AstraZeneca wants a piece of the pie
Nevertheless, this flurry of approvals and setbacks has shaken the RSV vaccine research space, which seemed stagnant for a while. And now, AstraZeneca is the latest in line to take the leap. Icosavax’s candidate IVX-A12, is a combination vaccine containing virus-like particles (VLPs) that incorporate stabilized prefusion F proteins from RSV and hMPV viruses – another virus that causes respiratory diseases.

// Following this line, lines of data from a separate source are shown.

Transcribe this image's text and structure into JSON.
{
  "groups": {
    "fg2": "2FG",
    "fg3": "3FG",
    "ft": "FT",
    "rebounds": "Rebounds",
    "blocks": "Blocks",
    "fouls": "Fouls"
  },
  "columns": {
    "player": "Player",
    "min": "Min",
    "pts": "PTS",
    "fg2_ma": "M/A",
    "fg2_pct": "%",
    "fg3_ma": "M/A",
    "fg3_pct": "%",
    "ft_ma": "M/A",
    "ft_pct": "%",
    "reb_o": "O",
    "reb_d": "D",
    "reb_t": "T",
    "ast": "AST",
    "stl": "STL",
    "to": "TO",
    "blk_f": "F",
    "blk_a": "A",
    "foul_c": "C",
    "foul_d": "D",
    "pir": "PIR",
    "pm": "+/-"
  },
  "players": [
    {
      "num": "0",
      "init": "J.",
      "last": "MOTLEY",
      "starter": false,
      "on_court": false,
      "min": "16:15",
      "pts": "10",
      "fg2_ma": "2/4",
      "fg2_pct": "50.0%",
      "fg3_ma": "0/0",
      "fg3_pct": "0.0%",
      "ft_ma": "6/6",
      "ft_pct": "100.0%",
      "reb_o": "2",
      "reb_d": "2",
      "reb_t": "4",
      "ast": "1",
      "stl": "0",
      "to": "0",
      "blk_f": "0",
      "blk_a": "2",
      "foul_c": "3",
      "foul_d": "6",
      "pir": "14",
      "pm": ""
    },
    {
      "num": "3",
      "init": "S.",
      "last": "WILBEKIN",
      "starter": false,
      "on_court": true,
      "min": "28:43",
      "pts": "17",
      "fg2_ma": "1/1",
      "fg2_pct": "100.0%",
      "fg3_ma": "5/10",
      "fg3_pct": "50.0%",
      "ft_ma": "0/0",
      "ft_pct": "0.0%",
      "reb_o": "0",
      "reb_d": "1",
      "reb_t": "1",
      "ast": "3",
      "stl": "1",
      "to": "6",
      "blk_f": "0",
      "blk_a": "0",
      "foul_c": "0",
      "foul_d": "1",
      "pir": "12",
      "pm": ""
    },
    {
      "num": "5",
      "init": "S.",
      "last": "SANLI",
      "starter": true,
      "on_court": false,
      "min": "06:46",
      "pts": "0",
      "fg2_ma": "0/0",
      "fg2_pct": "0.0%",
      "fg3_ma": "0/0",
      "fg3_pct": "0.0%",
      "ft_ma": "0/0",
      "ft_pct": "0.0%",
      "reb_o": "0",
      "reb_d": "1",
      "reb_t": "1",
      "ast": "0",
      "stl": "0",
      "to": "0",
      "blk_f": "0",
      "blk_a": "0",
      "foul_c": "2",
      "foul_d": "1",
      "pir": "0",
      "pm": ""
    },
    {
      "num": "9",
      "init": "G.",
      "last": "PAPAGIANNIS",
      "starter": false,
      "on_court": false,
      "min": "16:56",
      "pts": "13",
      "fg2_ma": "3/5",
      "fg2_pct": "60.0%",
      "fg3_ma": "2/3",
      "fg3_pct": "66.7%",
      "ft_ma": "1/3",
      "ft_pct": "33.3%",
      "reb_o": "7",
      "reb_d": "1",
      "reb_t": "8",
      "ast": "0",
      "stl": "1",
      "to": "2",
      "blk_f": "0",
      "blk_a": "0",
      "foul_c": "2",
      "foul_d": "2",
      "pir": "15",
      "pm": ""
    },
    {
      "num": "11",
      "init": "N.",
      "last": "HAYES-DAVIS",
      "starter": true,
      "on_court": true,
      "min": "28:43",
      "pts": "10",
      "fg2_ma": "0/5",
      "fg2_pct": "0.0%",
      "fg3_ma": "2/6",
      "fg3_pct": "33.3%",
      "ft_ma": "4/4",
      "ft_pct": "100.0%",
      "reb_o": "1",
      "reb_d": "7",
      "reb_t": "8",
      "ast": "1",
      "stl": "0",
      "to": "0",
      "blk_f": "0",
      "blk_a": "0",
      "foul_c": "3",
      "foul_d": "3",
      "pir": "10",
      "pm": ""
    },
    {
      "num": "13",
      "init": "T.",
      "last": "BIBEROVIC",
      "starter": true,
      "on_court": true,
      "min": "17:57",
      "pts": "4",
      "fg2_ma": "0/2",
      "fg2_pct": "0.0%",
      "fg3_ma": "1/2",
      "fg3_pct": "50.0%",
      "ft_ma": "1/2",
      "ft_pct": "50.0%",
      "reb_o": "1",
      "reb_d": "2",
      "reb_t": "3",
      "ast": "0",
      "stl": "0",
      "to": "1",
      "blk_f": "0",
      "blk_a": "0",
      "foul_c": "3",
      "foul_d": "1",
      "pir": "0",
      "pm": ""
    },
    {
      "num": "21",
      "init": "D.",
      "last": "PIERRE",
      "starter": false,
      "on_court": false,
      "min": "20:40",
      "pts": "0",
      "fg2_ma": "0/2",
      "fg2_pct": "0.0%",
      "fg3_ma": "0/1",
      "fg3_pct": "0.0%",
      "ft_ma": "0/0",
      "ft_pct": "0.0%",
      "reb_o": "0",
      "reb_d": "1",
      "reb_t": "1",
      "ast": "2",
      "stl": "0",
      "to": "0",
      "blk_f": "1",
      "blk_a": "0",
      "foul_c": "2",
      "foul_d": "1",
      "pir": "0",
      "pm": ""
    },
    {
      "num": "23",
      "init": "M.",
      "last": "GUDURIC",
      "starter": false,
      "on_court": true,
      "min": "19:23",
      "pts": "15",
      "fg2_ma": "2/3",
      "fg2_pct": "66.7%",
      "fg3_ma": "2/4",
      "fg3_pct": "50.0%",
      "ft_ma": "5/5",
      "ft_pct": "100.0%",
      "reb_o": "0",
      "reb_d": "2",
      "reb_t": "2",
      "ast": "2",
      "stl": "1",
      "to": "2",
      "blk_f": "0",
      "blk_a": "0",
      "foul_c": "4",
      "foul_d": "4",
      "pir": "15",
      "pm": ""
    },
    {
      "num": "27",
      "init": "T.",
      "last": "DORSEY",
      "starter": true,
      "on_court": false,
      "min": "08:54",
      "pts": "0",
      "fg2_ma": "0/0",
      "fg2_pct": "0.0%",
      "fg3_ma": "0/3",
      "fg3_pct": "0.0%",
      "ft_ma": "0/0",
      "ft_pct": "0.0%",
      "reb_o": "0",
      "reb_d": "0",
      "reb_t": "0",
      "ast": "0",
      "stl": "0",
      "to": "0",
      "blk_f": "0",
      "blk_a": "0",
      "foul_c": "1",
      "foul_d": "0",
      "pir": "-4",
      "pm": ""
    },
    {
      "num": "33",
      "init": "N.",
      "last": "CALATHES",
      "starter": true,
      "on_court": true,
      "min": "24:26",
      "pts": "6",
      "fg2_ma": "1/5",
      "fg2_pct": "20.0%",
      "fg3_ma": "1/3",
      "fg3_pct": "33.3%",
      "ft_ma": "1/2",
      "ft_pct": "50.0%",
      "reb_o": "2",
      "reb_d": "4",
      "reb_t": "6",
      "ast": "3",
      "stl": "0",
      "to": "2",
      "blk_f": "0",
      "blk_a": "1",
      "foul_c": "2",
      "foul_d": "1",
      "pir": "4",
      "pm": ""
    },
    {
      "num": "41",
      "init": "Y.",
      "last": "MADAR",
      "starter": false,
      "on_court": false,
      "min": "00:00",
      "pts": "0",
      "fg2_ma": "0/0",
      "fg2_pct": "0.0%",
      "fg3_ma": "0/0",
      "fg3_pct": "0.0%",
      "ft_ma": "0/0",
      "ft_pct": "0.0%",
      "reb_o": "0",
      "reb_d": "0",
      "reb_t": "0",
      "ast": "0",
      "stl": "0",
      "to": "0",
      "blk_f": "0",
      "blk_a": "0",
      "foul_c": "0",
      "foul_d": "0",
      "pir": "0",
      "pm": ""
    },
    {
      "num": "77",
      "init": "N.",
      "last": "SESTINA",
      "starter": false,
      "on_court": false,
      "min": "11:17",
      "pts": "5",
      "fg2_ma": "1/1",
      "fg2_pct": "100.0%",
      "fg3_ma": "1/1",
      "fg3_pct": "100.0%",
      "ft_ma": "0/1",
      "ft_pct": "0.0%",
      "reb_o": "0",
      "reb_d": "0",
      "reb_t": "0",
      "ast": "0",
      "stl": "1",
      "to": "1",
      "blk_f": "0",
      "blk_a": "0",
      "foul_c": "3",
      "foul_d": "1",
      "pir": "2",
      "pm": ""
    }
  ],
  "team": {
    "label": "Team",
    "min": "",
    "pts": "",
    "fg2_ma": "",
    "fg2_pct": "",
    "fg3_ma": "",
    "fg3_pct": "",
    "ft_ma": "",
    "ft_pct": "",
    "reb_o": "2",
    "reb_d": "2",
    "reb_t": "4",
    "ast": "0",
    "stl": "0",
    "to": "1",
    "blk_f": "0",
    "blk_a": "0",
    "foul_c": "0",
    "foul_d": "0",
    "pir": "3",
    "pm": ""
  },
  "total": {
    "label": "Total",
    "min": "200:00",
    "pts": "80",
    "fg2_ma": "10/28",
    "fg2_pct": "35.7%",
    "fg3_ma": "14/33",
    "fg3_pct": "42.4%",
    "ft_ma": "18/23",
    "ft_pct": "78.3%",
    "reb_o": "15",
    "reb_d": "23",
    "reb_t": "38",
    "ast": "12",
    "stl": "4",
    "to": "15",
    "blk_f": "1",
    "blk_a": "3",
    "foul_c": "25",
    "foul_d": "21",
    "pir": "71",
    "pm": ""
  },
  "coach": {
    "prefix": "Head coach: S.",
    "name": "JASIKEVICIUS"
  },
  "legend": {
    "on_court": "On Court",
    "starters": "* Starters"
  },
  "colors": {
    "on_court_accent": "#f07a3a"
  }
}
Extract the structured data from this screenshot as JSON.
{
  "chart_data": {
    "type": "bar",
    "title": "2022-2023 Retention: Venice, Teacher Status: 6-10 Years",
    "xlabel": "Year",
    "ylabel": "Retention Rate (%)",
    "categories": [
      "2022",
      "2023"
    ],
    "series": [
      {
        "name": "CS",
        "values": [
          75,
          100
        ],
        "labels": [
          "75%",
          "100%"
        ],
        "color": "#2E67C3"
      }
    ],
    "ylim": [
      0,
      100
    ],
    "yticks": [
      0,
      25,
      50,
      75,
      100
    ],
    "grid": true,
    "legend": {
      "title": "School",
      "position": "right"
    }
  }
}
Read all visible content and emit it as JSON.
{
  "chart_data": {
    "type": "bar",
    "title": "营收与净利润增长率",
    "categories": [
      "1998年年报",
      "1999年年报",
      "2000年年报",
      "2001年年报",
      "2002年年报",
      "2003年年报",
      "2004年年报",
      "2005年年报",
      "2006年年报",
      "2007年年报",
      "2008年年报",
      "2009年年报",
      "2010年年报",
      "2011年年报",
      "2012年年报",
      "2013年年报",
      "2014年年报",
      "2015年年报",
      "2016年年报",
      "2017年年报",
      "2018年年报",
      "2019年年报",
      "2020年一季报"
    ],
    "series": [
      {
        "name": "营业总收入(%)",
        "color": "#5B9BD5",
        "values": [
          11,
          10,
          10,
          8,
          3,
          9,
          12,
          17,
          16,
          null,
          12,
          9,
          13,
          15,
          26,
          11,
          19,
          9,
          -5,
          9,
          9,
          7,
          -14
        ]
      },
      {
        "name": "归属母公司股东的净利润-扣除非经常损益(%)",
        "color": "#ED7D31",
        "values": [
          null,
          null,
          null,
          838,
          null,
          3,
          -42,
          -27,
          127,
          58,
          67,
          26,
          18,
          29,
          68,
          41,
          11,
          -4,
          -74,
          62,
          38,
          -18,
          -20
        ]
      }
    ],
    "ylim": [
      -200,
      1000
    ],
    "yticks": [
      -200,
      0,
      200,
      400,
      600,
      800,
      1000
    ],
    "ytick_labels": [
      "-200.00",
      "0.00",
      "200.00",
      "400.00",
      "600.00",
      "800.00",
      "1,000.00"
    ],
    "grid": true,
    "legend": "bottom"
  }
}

VLP vaccines mimic the way viruses tend to appear in the body’s immune system, often making them more potent than non-VLP vaccines, therefore, requiring fewer booster shots. They have also been known to cause fewer side effects than adjuvanted vaccines.
A phase 2 trial was found to elicit robust immune responses against both the viruses a month after the shot was given to adults aged 60 and over. As there are no combination vaccines against RSV yet, further data from the ongoing trial can help pinpoint where the multinational pharmaceutical company stands in the fight against RSV. And maybe, 2024 might see more RSV candidates hit the clinic to target a wider population as well.